Cemetery in Belfast, County Down, Northern Ireland

Roselawn Cemetery is a large cemetery and crematorium on the outskirts of Belfast in Northern Ireland. It opened in 1954. It is owned and operated by Belfast City Council. It is located on the Ballygowan Road.

==History==
Roselawn Cemetery was laid out in 1952 as a ‘lawn’ cemetery and the ground was formally consecrated in 1954. Roses (traditional flowering shrubs, used extensively in cemeteries) were planted along the main driveway, giving the site its name. In 1961, the City of Belfast Crematorium, the first of its kind in Northern Ireland, opened its doors, with the first cremation taking place in July 1961. Land has been added over the years, and the site has been landscaped with lakes to make it more appealing to visitors.
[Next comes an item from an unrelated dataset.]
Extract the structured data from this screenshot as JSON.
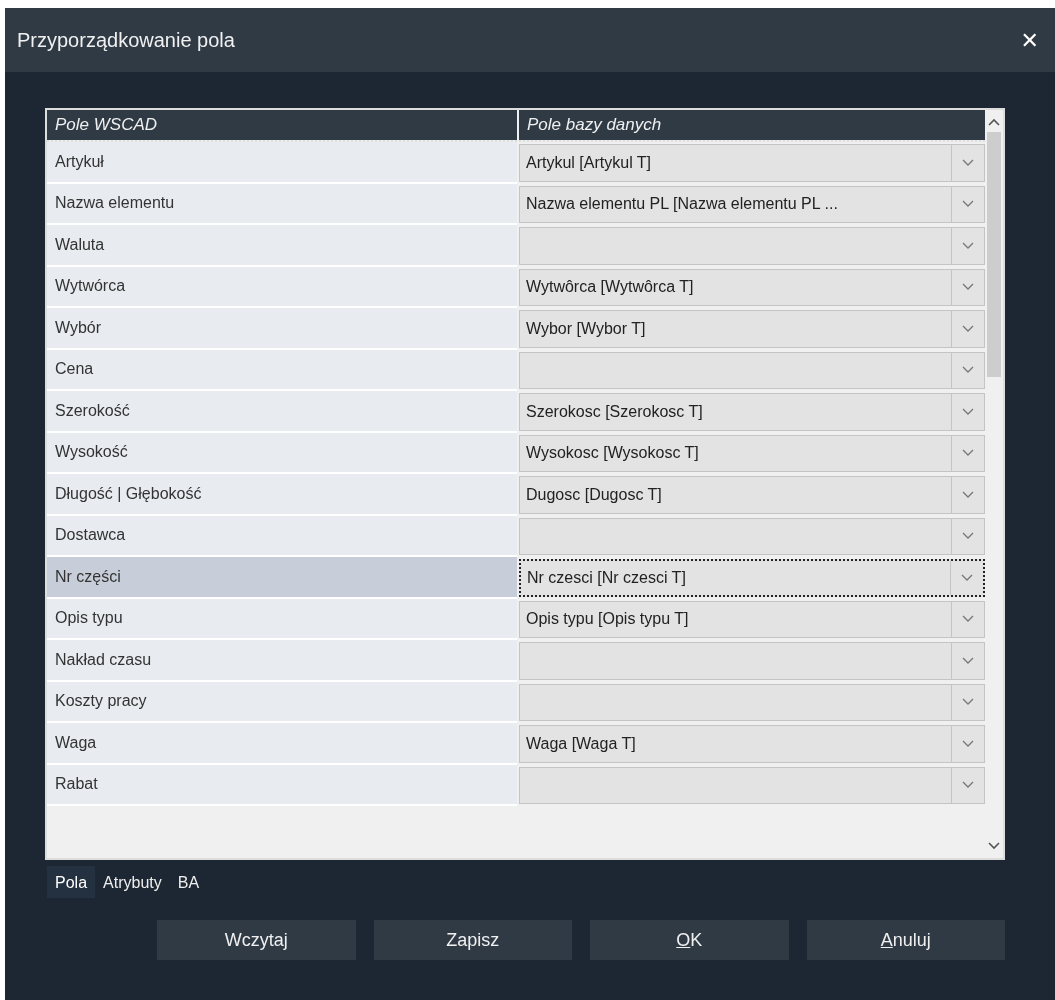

The surface area has been estimated at a little less than 300 acres, which would make it the largest municipal cemetery in the United Kingdom.

The cemetery contains the remains of an ancient ráth or ringfort, which is believed to be from the Iron Age or early Christian period.

==Notable interments==
It has been estimated that there are between 43,000 and 44,000 memorial plaques. The site contains graves connected to the Troubles, including those of police and prison officers, soldiers and victims of the Abercorn Restaurant, Oxford Street and La Mon House Hotel bombings.
- Ian Adamson, Northern Ireland politician
- George Best, Northern Ireland professional football player
- May Blood, Baroness Blood, British politician
- George Cassidy, Northern Ireland jazz musician
- David Ervine, Northern Ireland Unionist politician and leader of the Progressive Unionist Party (PUP).
- B. J. Hogg, actor
- James Kilfedder, Northern Ireland unionist politician
- Helen Lewis, Czechoslovak-born Northern Ireland choreographer and Holocaust survivor

- Cremations
- Basil Brooke, 1st Viscount Brookeborough, soldier and Ulster Unionist Party (UUP) politician, third Prime Minister of Northern Ireland. The ashes were scattered on his estate.